Starting Points


December 31, 2025

I was talking with a friend recently about the framework behind Contours of Tomorrow, and we eventually drifted into the familiar territory of right and wrong. It didn’t take long to notice a tension.

Contours of Tomorrow doesn’t come with a strict rulebook. There’s no tidy list of dos and don’ts. Instead, it offers ways of looking at situations - lenses you can use to examine what’s happening, what’s changing, and what your actions might shape next. That works reasonably well for adults who have some experience, patience, and the ability to sit with uncertainty.

But imagine trying to teach that approach to a child.

“Think carefully about emergence.”
“Consider long-term persistence.”
“Hold space for competing needs.”

That’s a tall order when someone is still figuring out why bedtime matters.

Why Rules Keep Appearing

This may be one reason so many cultures and religions developed clear moral guidance. Some frame it as wisdom passed down through generations. Others describe it as commandments handed down from on high. Either way, the pattern is the same: when abstract reasoning is hard, concrete guidance helps.

The Ten Commandments are a familiar example, at least in Western culture. Set aside their theological framing for a moment and look only at the content. Don’t steal. Don’t kill. Don’t lie. Don’t cheat. These aren’t especially exotic ideas. They show up, in one form or another, almost everywhere humans have tried to live together.

Whether those ideas are divinely inspired or simply hard-won lessons is a separate question from whether they’re broadly useful.

No Holy Book, Still a Compass

Contours of Tomorrow doesn’t claim a holy book or a higher authority issuing decrees. The closest thing it has is a willingness to learn from those who’ve walked similar paths before us - and to question that guidance when circumstances change.

Still, it’s fair to ask for a starting point. A reference. Something you can hold up against a decision and say, “Does this feel aligned?”

That’s where the Ethical Touchstones come in.

What a Touchstone Is

The word touchstone originally referred to a small stone used to test the purity of precious metals. You didn’t shape the gold with it. You didn’t worship it. You simply touched the metal to the stone to see what kind of mark it left.

The stone didn’t give orders. It offered feedback.

That idea carries forward well. Ethical touchstones aren’t commandments. They’re reference points. When faced with a choice, you can “touch” the decision against them and see what shows up.

A Small, Ordinary Example

Imagine a simple situation: you’ve committed to help a colleague with something after work, but by late afternoon you’re exhausted. No one would blame you for canceling. It would be easy. It would also be easy to justify.

Running that decision past a touchstone doesn’t produce a rule, but it does produce questions.
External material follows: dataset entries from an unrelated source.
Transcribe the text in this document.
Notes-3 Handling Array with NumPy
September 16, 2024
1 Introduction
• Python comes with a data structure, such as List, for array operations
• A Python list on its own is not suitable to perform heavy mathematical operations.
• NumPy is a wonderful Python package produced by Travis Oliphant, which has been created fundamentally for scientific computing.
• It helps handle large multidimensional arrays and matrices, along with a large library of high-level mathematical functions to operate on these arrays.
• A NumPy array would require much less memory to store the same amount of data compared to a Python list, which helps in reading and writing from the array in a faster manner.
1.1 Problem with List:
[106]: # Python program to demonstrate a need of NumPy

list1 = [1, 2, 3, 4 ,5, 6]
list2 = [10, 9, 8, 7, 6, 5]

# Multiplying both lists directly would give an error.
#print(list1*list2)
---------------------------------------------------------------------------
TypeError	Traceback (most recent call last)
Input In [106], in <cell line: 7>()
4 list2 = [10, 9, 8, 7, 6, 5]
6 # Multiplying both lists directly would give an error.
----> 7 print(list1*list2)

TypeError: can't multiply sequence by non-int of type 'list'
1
Does backing out erode trust that’s been built over time? Does showing up, even imperfectly, contribute to something larger than this single interaction? What version of the relationship persists after today?

You might still decide to cancel. Or you might decide to show up for fifteen minutes instead of an hour. The touchstone doesn’t decide for you. It simply reveals the tradeoffs more clearly.

Working Models, Not Final Answers

It helps to think of the touchstones the way we think about scientific theories.

Newton’s laws of motion are not the final word on physics. They break down at very small scales and very high speeds. And yet, they’re still taught, still used, and still incredibly useful. You can build bridges and launch satellites without ever invoking relativity.

The Ethical Touchstones work the same way. There are simple versions that are easy to grasp and apply quickly. As you gain experience, you start to notice nuance, edge cases, and tensions between them. You refine how you use them without discarding them altogether.

They are provisional by design - meant to be tested, revised, and clarified as we learn more about ourselves and the systems we inhabit.

An Invitation, Not an Instruction

This isn’t an attempt to replace anyone’s moral framework, nor to suggest that Contours of Tomorrow has uncovered something uniquely correct. It’s simply an offering: a toolset that seems to align well with how complex systems behave and how human choices ripple forward in time.

If you’re curious, the Ethical Touchstones are described in more detail here. They aren’t meant to be memorized so much as revisited, tested, and occasionally argued with.

If this way of looking at things helps you think more clearly, act more intentionally, or explain your reasoning to someone who needs a place to begin, then it’s doing its job.

If not, that’s useful information too.

Touchstones, after all, aren’t there to tell us who we are. They’re there to help us see what we’re leaving behind.